The action worked. By the end of 1969, new policies went into effect in an effort to curb the disease, which results from the inhalation of coal dust and leads to long-term lung damage and impaired breathing. New exposure limits were set, and miners were offered regular chest X-rays and compensation for damage. Donald Rasmussen, a pulmonologist in West Virginia interviewed by NPR, has tested tens of thousands of miners over the past half-century.

“In 1969, I publicly proclaimed that the disease would go away before we learned all about it,” he adds. “And I was dead wrong.”

Photo courtesy of the National Archives.


New research into the disease by NPR and the Center for Public Integrity reveals that black lung is far from eradicated. The CPI’s iWatch News summarizes their findings:

  • After decades of decline, black lung is back. Its resurgence is concentrated in central Appalachia. Younger miners are increasingly getting the most severe, fastest-progressing form of the disease.
  • The system for monitoring miners’ exposure to the dust that causes black lung allows companies to cheat or exploit loopholes. From 2000 to 2011, the federal Mine Safety and Health Administration, MSHA, received more than 53,000 valid samples showing an underground miner had been exposed to more dust than was allowed, yet the agency issued just under 2,400 violations. This may be attributable, in part, to rules that allow samples to be averaged, potentially masking some miners’ high exposures.
  • Even when companies get caught, they have little to fear. They can take five of their own dust samples to prove compliance, and an MSHA citation goes away. The agency has routinely given companies extra time to fix cited dust problems, granting extensions in 57 percent of cases between 2000 and 2011.
  • Miners have been exposed for years to excessive amounts of toxic silica dust, generated when powerful machines cut through rock. In each of the past 25 years, the average valid silica sample was above the allowed limit.

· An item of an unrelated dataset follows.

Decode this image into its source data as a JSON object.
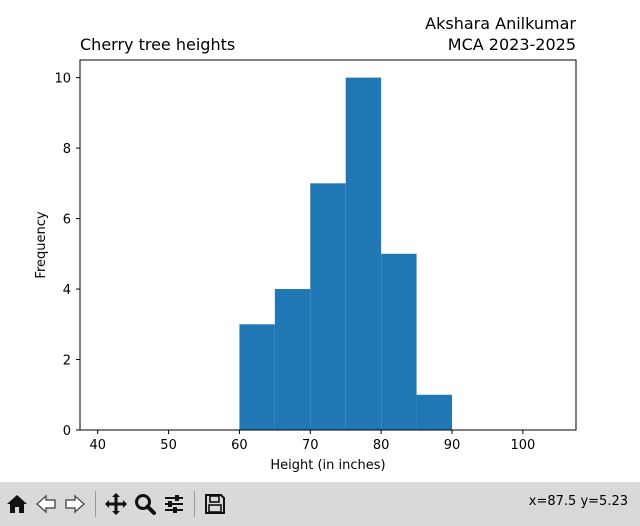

As always, though, the personal anecdotes are the most compelling aspect of the journalism. We won’t excerpt them here; go read them.

The key takeaway is simple: Critical protections for miners’ health have been dismantled or postponed through the concerted efforts of the mining industry and their allies on Capitol Hill. A companion report in the Charleston Gazette outlines four decades of obstruction:

For more than a quarter-century, government efforts to end deadly black lung disease have hit various brick walls, built by opposition from one side or the other. …

When Newt Gingrich and the Republicans took over the House of Representatives [in 1995], among their government streamlining proposals was to eliminate MSHA. Mine safety duties would be given instead to the Occupational Safety and Health Administration, weakening the greater protections federal law gives to miners. [Then-MSHA chief Davitt] McAteer and other top Labor Department officials spent years fighting the change. They eventually won, but the damage to their agenda — including black lung reforms — was significant.

Even today, elected officials — including the ones representing those most impacted by the disease — are quick to embrace the industry while being slow to address its impacts.

This morning, The Hill posted an interview with Rep. David McKinley (R-W. Va.), a first-term member of the House and unabashed champion of coal use. McKinley offers no critique of the coal industry: no mention of pollution from coal-burning power plants, no mention the health of the miners. Instead, he argues that the government should regulate fossil fuels less than it currently does.

The impact of black lung. (Image courtesy of NIOSH.)

“If the people here in Congress would just back off their attack on fossil fuels and industry and manufacturers and pay a little bit more attention to what goes on in our homes and our offices, perhaps we would have a more healthy work environment rather than attacking our job creators,” McKinley said.

With tongue in cheek, McKinley suggests that the government might be just as well served addressing the contents of apple juice as regulating fossil fuels.

In the meantime, here’s what’s happening to his constituents:

A wake-up call for some came after the Upper Big Branch explosion in southern West Virginia in April 2010, which killed 29 miners. Of the 24 who had enough lung tissue for an autopsy, 17 had signs of black lung. Some had fewer than 10 years of experience in mines; they ranged in age from 25 to 61.

The disease leaves miners’ lungs scarred, shriveled and black. They struggle to do routine tasks and are eventually forced to choose between eating and breathing.

“No human being should have to go through the misery that dying of [black lung] entails,” said Dr. Edward Petsonk, who treats patients with black lung and works with NIOSH. “It is like a screw being slowly tightened across your throat. Day and night towards the end, the miner struggles to get enough oxygen. It is really almost a diabolical torture.”